UPDATE: W.Va. proposal for Bible requirement brings mixed reaction
A bill before West Virginia lawmakers would require the Bible in school.
If passed, Senate Bill 252 would make it an elective for students, but not for school districts, even the public ones.
It’s no surprise, it’s getting some strong opinions on both sides at Pullman Square.
"I think it's a good idea," said Joseph Hardwick.
"I think it’s arrogant and silly," said Patrick Stephens.
But according to current wording, the bill would require it in all schools -- public, private and parochial.
The stated purpose is to teach students the history, literary style and its influence on society like law, art and government, focusing on either the Old Testament, the New Testament or the entire Bible.
Those like Hardwick like the proposal.
"I think it would help people grow and open their mind."
"It gives an opportunity for the kids to learn about the Bible," added Cadyn Turley.
But Stephens said the Bible doesn't have a place in school and blurs the line between church and state.
"It's just pushing somebody else's beliefs on somebody else. That's the purpose of it. We don't need that these days,” he said. "If you want to study the Bible, study it at your house and go to church. Doesn't need to be in school."
While some don’t mind the idea, they do mind the idea that, according to the current language of the bill, it would not be a local decision but a requirement for all.

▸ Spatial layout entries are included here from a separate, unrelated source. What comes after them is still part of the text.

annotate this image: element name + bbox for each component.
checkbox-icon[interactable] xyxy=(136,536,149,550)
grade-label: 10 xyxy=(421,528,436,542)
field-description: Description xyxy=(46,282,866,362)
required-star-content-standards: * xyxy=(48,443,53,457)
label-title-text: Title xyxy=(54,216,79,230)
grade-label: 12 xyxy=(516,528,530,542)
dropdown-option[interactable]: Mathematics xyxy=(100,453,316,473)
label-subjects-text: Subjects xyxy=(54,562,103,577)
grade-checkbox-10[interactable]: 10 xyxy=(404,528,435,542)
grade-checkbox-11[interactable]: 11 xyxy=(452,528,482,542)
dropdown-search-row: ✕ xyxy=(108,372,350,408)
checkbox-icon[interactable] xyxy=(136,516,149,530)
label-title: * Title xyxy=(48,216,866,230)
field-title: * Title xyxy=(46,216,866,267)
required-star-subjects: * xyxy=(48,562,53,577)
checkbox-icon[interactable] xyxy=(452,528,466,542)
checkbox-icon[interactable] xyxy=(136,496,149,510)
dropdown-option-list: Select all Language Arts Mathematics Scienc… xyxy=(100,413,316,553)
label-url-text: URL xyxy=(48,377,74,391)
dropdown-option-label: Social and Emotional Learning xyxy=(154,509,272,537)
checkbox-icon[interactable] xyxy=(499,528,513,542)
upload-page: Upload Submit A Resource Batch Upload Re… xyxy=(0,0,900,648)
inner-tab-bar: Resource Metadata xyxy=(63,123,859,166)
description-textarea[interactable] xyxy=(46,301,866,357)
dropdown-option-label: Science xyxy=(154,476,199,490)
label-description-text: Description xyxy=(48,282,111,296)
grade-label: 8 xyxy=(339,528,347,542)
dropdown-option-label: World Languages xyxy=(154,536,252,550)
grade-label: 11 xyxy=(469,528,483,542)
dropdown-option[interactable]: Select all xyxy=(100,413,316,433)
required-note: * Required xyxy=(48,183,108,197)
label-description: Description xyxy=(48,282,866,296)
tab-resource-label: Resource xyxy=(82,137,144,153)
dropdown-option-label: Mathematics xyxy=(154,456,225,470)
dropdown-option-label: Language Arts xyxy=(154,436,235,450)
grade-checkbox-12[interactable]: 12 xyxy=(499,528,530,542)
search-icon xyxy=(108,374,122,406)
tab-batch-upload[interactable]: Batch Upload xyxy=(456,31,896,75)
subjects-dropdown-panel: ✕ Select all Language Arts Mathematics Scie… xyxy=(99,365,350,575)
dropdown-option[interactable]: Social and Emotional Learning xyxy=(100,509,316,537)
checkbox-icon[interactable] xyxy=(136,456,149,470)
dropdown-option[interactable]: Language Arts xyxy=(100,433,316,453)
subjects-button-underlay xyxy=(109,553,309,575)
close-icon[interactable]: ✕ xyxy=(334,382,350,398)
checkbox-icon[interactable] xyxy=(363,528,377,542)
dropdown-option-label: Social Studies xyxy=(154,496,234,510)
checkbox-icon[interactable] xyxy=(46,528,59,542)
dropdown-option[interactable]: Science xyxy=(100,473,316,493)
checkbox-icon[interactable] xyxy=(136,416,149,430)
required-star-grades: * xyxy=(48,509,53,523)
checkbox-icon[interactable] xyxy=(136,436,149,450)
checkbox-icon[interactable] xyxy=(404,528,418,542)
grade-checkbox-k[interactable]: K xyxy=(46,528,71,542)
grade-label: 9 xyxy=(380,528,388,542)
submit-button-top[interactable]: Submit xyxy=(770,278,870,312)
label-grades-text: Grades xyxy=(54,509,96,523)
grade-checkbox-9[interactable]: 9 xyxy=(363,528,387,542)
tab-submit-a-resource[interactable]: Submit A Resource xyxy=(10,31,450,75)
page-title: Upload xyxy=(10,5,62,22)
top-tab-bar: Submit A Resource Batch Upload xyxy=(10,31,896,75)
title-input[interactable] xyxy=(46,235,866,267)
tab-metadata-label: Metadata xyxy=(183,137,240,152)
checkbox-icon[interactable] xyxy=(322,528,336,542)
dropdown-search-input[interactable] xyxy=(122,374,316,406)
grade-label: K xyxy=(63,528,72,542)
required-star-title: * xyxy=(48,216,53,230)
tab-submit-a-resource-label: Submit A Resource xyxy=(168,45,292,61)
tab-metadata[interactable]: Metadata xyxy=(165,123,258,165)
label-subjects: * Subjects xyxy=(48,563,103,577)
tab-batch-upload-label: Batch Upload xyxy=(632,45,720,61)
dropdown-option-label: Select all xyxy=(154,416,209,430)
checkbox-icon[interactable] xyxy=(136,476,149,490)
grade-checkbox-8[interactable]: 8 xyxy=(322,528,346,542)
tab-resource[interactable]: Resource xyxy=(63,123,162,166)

"I don't think it's bad, but I don't know if requiring it is necessarily the right thing to do," said Shelby Hudson. "I don't see it as any different as any other religious studies class."
"I think it should be optional regardless," Turley added.
Senate Bill 252 is currently in the Education Committee where no date has been set for debate.
State Sen. Mike Azinger (R) is the sponsor. He told us the bill is modeled on the wording passed by the Kentucky legislature last year.
As we told you last week, it's a law that has been challenged in court by the ACLU.
West Virginia's bill currently reads that all schools, no matter the grade level, would be required to offer the class, which is different from the Kentucky version where it's up to the individual districts to decide whether to offer the class.
While Kentucky's sponsor Robin Webb told us last year, the bill is not a requirement for schools to teach, nor a student to take, West Virginia's bill current wording would require all schools to teach it.
Azinger told us he would need to look again at the specifics of the wording before he could say exactly what would be required.
A proposed bill in the West Virginia Senate could require all schools to provide an elective course on the Bible.
Senate Bill 252 is sponsored by State Senators Mike Azinger and Sue Cline.
According to the proposed legislation, the course would be taught on either Hebrew scriptures or the Bible.
The bill would allow students to use a translation of their choice.
According to the bill, the elective course would "teach students knowledge of biblical content, characters, poetry, and narratives that are prerequisites to understanding contemporary society and culture."
The bill requires federal and state laws be followed regarding religious neutrality, while accommodating the diverse religious views of students.
SB 252 has been sent to the education committee.